Burkina Faso: The fight against corruption – reforms and political will are bearing fruit
In recent years, Burkina Faso has taken significant steps in its quest for more transparent management of public resources. Driven by a clear political will, the country has strengthened its institutional and legal framework, making the fight against corruption a national priority. This momentum, welcomed by stakeholders themselves, is beginning to yield concrete results, even though challenges remain.
One of the pillars of this progress lies in the work of the supreme audit institutions, particularly the Court of Accounts and the Higher Authority for State Control and the Fight against Corruption (ASCE-LC).
These two entities have embarked on an unprecedented rapprochement to create a synergy of action, materialized through joint reflection days in May 2025. “Only increased coordination and harmonization of our approaches will allow us to better prevent presumptive instances of management misconduct,” stressed State Controller General Lassané Compaoré during that meeting.
This close collaboration aims to create a preventive and responsive environment against practices contrary to sound governance.
The results are tangible and translate into effective sanctions. The year 2025 was marked by rulings from the Court of Accounts convicting officials for management misconduct.
The case of the Ouagadougou International Craft Fair (SIAO) is emblematic: a former accounting officer was convicted for failing to remit over 230 million CFA francs a case that illustrates the audit bodies’ capacity to detect and sanction large-scale irregularities.

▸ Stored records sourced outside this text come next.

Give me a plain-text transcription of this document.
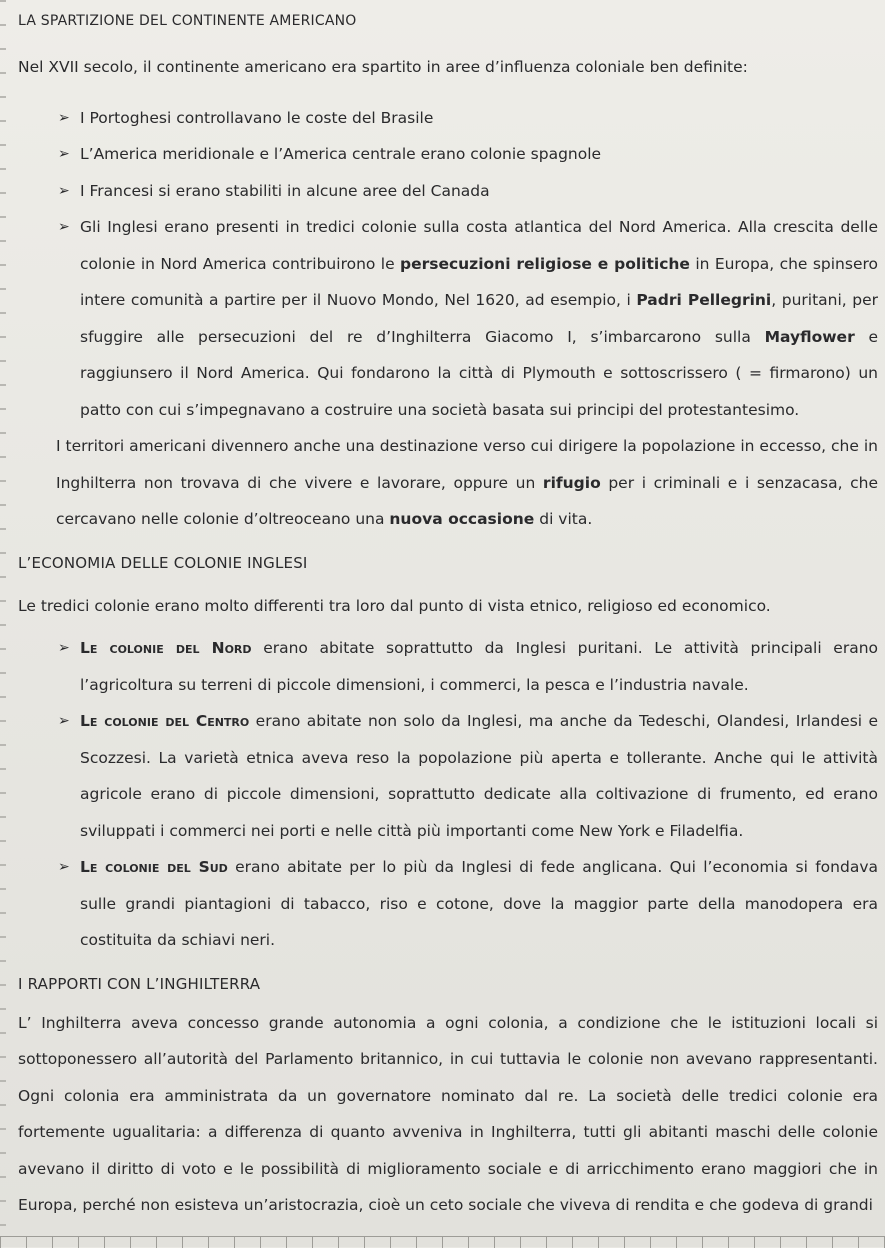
LA SPARTIZIONE DEL CONTINENTE AMERICANO

Nel XVII secolo, il continente americano era spartito in aree d’influenza coloniale ben definite:

➢ I Portoghesi controllavano le coste del Brasile
➢ L’America meridionale e l’America centrale erano colonie spagnole
➢ I Francesi si erano stabiliti in alcune aree del Canada
➢ Gli Inglesi erano presenti in tredici colonie sulla costa atlantica del Nord America. Alla crescita delle colonie in Nord America contribuirono le persecuzioni religiose e politiche in Europa, che spinsero intere comunità a partire per il Nuovo Mondo, Nel 1620, ad esempio, i Padri Pellegrini, puritani, per sfuggire alle persecuzioni del re d’Inghilterra Giacomo I, s’imbarcarono sulla Mayflower e raggiunsero il Nord America. Qui fondarono la città di Plymouth e sottoscrissero ( = firmarono) un patto con cui s’impegnavano a costruire una società basata sui principi del protestantesimo.

I territori americani divennero anche una destinazione verso cui dirigere la popolazione in eccesso, che in Inghilterra non trovava di che vivere e lavorare, oppure un rifugio per i criminali e i senzacasa, che cercavano nelle colonie d’oltreoceano una nuova occasione di vita.

L’ECONOMIA DELLE COLONIE INGLESI

Le tredici colonie erano molto differenti tra loro dal punto di vista etnico, religioso ed economico.

➢ Le colonie del Nord erano abitate soprattutto da Inglesi puritani. Le attività principali erano l’agricoltura su terreni di piccole dimensioni, i commerci, la pesca e l’industria navale.
➢ Le colonie del Centro erano abitate non solo da Inglesi, ma anche da Tedeschi, Olandesi, Irlandesi e Scozzesi. La varietà etnica aveva reso la popolazione più aperta e tollerante. Anche qui le attività agricole erano di piccole dimensioni, soprattutto dedicate alla coltivazione di frumento, ed erano sviluppati i commerci nei porti e nelle città più importanti come New York e Filadelfia.
➢ Le colonie del Sud erano abitate per lo più da Inglesi di fede anglicana. Qui l’economia si fondava sulle grandi piantagioni di tabacco, riso e cotone, dove la maggior parte della manodopera era costituita da schiavi neri.
I RAPPORTI CON L’INGHILTERRA

L’ Inghilterra aveva concesso grande autonomia a ogni colonia, a condizione che le istituzioni locali si sottoponessero all’autorità del Parlamento britannico, in cui tuttavia le colonie non avevano rappresentanti. Ogni colonia era amministrata da un governatore nominato dal re. La società delle tredici colonie era fortemente ugualitaria: a differenza di quanto avveniva in Inghilterra, tutti gli abitanti maschi delle colonie avevano il diritto di voto e le possibilità di miglioramento sociale e di arricchimento erano maggiori che in Europa, perché non esisteva un’aristocrazia, cioè un ceto sociale che viveva di rendita e che godeva di grandi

Similarly, two former officials from the Ministry of Human Rights were sanctioned for serious breaches in public procurement management, demonstrating that no one is above the rules.
Beyond sanctions, transparency has been reinforced with the publication of the Court of Accounts’ 2024 annual public report.
This document, submitted to the President of Faso, is now accessible to all citizens.
It provides a meticulous assessment, identifying irregularities in various sectors such as the management of Health and Social Promotion Centers (CSPS) or state-owned enterprises and formulates recommendations to address them.
The Court’s First President, Latin Poda, testifies to this paradigm shift: “What used to happen before can no longer happen today. People are increasingly cautious when handling State assets.”
While the progress is undeniable, challenges persist. The Court of Accounts is calling for a revision of its organic law to strengthen sanctions, which it considers too lenient relative to the damages caused, and is advocating for increased human and financial resources.
The path toward irreproachable governance is still long, but Burkina Faso has unquestionably set in motion a virtuous dynamic that is bearing fruit, making accountability a requirement for all public managers.